The optimal amount of sleep is highly dependent on the individual, with some needing as few as six hours, and others as much as nine. A rare few — less than one percent of the population — thrive off of just four hours of sleep per night with no health consequences; scientists are still trying to understand why, with current research focusing on a mutation in a gene that modulates the production of orexin, a hormone that regulates sleep. (Whatever the cause, we’re envious.)
In this latest work, the researchers analyzed biomedical data on 500,000 volunteers collected from another long-term study, the UK Biobank, with the goal of developing a biological aging clock for the body’s organs.
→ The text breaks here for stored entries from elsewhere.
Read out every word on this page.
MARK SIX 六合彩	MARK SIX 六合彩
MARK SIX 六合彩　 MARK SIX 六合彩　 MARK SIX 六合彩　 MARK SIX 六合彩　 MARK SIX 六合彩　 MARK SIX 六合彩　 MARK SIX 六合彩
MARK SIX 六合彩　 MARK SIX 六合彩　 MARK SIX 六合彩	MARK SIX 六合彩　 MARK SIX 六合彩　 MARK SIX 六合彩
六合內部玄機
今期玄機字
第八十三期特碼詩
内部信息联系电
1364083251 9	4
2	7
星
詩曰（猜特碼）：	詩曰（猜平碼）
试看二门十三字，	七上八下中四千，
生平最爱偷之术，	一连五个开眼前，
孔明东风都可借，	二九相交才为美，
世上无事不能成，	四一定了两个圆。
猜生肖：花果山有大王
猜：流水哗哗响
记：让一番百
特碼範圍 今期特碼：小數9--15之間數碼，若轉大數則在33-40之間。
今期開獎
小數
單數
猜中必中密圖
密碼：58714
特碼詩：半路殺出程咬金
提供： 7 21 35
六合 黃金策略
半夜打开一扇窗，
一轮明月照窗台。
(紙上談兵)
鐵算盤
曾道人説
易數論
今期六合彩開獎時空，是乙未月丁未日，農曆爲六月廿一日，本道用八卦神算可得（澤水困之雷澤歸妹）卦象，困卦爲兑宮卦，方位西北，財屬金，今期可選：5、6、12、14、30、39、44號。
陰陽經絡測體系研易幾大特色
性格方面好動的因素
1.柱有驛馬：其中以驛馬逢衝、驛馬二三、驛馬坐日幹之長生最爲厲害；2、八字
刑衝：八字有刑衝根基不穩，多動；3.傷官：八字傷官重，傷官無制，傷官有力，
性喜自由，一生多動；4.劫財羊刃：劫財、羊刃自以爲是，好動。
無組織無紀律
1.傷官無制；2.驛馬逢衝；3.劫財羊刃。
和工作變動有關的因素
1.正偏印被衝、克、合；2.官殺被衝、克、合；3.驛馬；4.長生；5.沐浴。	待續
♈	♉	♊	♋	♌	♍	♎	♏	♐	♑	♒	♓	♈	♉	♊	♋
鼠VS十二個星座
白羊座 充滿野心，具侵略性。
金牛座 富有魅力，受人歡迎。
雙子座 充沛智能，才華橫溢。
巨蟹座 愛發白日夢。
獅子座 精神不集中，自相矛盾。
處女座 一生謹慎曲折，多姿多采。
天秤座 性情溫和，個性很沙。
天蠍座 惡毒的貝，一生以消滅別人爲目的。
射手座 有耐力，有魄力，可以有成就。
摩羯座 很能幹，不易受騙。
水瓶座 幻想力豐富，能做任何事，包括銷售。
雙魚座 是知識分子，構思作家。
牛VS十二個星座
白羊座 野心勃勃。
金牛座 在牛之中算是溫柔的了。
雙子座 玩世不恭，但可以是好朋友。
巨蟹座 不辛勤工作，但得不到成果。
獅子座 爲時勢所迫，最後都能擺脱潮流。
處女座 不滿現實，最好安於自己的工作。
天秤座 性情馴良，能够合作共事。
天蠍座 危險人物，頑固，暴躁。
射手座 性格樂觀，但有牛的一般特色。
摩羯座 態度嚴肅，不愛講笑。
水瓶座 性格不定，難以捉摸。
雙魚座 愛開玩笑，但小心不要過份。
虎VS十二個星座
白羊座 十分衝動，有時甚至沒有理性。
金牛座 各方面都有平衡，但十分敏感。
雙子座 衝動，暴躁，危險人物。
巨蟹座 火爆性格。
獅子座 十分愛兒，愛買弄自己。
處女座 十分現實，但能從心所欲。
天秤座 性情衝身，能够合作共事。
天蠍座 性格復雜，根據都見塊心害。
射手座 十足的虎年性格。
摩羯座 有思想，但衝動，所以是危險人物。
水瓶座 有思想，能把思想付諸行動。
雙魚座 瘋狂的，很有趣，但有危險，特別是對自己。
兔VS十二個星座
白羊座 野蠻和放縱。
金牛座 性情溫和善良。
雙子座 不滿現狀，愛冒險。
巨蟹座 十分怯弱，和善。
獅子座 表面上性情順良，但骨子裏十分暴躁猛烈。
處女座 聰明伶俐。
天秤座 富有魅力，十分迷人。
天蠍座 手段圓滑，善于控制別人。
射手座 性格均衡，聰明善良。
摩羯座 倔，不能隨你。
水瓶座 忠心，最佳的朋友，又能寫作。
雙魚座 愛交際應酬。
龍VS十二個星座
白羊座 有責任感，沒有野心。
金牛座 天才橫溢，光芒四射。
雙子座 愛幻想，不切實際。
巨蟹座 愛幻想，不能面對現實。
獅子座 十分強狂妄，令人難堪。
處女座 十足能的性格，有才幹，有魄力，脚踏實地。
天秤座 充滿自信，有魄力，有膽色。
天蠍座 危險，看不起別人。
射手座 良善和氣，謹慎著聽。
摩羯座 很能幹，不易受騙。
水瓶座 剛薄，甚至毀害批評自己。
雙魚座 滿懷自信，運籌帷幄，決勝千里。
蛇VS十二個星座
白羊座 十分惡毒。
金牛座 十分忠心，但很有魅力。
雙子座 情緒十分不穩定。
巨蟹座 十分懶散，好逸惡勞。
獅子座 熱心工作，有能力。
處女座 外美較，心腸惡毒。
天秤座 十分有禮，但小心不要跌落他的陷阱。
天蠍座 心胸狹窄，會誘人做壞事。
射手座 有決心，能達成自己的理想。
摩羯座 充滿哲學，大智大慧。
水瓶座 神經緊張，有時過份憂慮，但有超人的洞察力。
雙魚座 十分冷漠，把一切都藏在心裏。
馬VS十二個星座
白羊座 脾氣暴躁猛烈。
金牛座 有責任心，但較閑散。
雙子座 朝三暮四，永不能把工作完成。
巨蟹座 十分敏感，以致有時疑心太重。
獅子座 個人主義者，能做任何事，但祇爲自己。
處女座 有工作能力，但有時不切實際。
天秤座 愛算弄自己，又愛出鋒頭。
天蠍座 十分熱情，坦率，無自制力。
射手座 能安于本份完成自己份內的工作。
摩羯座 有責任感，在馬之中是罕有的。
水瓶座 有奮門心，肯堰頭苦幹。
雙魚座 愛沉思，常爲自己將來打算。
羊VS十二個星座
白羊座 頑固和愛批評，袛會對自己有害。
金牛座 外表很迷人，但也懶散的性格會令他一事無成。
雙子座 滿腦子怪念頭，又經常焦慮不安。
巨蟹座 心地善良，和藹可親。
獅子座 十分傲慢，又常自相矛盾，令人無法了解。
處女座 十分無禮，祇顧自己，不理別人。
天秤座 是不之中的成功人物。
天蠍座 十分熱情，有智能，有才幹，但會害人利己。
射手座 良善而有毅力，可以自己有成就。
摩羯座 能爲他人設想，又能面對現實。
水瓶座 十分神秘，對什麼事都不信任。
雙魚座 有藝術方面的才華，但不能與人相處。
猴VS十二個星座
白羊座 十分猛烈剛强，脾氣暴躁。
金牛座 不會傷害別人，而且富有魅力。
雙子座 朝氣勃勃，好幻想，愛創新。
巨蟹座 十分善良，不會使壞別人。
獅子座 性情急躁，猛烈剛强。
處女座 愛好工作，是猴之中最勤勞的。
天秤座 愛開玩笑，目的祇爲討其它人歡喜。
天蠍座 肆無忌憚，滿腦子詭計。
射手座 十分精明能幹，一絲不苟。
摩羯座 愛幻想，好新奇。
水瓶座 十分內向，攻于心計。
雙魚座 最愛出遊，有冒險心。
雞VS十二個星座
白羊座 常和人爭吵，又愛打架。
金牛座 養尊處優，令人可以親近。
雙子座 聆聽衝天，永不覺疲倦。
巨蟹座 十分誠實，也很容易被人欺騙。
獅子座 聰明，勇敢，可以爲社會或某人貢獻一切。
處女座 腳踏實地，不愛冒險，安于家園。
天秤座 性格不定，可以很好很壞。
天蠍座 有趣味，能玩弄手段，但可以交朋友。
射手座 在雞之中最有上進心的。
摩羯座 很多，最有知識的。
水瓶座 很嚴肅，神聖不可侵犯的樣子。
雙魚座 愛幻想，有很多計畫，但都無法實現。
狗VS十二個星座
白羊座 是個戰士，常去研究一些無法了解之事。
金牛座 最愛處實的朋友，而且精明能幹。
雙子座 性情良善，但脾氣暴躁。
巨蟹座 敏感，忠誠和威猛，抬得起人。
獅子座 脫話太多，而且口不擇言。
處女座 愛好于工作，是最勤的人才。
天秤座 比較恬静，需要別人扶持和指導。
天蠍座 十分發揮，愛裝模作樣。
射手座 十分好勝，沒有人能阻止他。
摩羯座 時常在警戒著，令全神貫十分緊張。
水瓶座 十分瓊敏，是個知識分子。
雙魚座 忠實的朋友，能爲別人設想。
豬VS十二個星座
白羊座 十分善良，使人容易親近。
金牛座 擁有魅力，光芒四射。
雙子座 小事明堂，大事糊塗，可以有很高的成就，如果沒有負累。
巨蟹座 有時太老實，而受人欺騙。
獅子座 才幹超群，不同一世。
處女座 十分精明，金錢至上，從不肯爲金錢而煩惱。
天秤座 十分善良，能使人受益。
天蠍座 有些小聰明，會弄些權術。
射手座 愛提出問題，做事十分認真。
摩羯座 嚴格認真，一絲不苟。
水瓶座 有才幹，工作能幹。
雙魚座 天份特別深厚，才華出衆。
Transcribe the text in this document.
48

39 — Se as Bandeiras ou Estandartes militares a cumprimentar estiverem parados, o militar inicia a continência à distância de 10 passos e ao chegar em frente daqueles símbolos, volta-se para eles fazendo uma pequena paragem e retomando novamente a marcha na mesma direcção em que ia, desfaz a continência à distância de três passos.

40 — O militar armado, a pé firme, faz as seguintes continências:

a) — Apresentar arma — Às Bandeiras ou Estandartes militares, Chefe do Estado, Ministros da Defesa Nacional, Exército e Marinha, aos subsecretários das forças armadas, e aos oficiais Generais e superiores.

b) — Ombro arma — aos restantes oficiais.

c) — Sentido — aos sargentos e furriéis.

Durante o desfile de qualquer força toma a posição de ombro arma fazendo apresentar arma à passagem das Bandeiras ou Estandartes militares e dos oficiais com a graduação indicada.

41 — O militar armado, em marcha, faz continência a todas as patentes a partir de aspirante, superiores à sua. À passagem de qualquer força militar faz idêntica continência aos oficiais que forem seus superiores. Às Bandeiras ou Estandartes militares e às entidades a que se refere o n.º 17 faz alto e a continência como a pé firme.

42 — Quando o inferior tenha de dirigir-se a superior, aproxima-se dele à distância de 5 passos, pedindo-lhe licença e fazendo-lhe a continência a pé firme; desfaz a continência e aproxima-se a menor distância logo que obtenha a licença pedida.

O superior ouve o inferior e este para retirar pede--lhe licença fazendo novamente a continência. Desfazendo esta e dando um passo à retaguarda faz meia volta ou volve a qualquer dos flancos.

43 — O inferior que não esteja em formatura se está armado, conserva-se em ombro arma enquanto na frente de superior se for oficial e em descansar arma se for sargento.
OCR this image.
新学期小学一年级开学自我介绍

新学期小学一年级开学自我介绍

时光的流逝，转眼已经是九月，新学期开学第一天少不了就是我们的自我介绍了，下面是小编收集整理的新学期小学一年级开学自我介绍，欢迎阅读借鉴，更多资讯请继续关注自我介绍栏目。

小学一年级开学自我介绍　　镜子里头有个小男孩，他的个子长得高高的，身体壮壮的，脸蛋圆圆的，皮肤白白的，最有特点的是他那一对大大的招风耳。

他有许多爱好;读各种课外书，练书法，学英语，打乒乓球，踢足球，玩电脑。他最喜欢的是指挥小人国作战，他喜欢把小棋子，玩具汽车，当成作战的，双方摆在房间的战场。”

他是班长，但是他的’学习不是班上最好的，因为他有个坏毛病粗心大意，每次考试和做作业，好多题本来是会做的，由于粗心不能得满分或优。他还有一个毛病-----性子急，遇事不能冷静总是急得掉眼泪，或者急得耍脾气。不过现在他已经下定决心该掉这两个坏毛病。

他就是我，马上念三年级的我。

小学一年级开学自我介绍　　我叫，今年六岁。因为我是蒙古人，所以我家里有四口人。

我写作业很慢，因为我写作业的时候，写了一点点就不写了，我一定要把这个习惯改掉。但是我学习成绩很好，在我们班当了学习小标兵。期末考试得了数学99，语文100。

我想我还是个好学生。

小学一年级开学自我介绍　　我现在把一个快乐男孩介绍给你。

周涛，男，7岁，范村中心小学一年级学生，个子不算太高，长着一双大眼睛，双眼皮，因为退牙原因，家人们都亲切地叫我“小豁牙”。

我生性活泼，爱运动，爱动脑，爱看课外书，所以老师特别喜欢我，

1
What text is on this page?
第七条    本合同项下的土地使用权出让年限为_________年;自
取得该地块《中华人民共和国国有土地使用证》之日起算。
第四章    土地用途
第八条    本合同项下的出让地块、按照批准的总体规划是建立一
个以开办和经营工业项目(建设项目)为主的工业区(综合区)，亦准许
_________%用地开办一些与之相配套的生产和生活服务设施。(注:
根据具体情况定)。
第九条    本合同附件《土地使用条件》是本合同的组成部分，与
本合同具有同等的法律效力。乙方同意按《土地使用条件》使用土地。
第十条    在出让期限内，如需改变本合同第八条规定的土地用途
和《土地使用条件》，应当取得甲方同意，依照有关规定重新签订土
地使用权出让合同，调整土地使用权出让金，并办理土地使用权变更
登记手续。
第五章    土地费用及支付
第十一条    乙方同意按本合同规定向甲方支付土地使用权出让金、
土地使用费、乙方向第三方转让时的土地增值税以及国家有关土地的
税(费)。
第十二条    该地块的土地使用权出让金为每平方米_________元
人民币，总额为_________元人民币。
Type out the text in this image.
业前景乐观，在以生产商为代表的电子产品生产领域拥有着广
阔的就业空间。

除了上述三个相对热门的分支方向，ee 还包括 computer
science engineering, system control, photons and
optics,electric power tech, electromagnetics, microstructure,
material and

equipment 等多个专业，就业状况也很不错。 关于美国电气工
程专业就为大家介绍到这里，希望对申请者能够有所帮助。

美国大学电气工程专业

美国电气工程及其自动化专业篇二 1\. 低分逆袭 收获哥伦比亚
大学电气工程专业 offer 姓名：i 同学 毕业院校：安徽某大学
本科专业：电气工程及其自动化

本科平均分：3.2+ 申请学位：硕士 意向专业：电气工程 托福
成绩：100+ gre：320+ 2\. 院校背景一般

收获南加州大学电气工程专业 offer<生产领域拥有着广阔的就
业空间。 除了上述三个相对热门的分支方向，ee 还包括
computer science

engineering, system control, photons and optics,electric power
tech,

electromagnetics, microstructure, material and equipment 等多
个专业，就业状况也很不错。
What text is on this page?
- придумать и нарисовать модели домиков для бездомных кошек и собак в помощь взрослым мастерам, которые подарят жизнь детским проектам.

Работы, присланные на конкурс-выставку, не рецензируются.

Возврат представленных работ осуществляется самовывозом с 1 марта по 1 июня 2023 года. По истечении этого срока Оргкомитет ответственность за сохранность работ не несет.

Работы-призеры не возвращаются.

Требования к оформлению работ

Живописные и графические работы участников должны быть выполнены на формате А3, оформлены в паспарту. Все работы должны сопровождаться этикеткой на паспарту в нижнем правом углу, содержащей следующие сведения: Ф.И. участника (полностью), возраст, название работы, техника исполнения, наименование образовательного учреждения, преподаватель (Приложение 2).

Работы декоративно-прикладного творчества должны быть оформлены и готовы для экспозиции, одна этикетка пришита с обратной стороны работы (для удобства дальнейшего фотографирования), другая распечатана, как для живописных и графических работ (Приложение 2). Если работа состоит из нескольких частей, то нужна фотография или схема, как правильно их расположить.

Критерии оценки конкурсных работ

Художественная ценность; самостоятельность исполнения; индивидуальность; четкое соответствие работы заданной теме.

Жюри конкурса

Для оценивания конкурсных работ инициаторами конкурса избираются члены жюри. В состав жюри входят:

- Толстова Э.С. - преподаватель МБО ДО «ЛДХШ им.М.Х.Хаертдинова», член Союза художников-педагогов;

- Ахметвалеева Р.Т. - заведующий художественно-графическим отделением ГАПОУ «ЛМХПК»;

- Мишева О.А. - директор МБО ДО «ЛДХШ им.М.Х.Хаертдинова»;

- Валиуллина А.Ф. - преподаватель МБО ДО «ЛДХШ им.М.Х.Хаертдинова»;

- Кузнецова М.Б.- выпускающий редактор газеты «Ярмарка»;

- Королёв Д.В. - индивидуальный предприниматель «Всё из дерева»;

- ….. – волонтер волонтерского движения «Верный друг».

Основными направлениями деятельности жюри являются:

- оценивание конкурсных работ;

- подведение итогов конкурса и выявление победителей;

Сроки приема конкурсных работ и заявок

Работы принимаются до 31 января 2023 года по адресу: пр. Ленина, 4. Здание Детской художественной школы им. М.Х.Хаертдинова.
They examined data including self-reported sleep durations, MRI images of organs, and blood plasma and metabolomics data.
“The hypothesis is that different organs, even within the same person, age at different rates,” lead author Junhao Wen, an assistant professor of radiology at Columbia University, told WaPo.
Their analysis found a U-shaped pattern between sleep and biological age gaps, with smaller deviations from the sweet spot associated with less aging, and larger deviations with more.
Both sides of the U were intriguing. Less than six hours of sleep was associated with increased risk of disease and all-cause mortality, which is lower than the typical seven hours of sleep that other studies have set as the minimum. And on the other side, these negative effects were also associated with more than eight hours of sleep.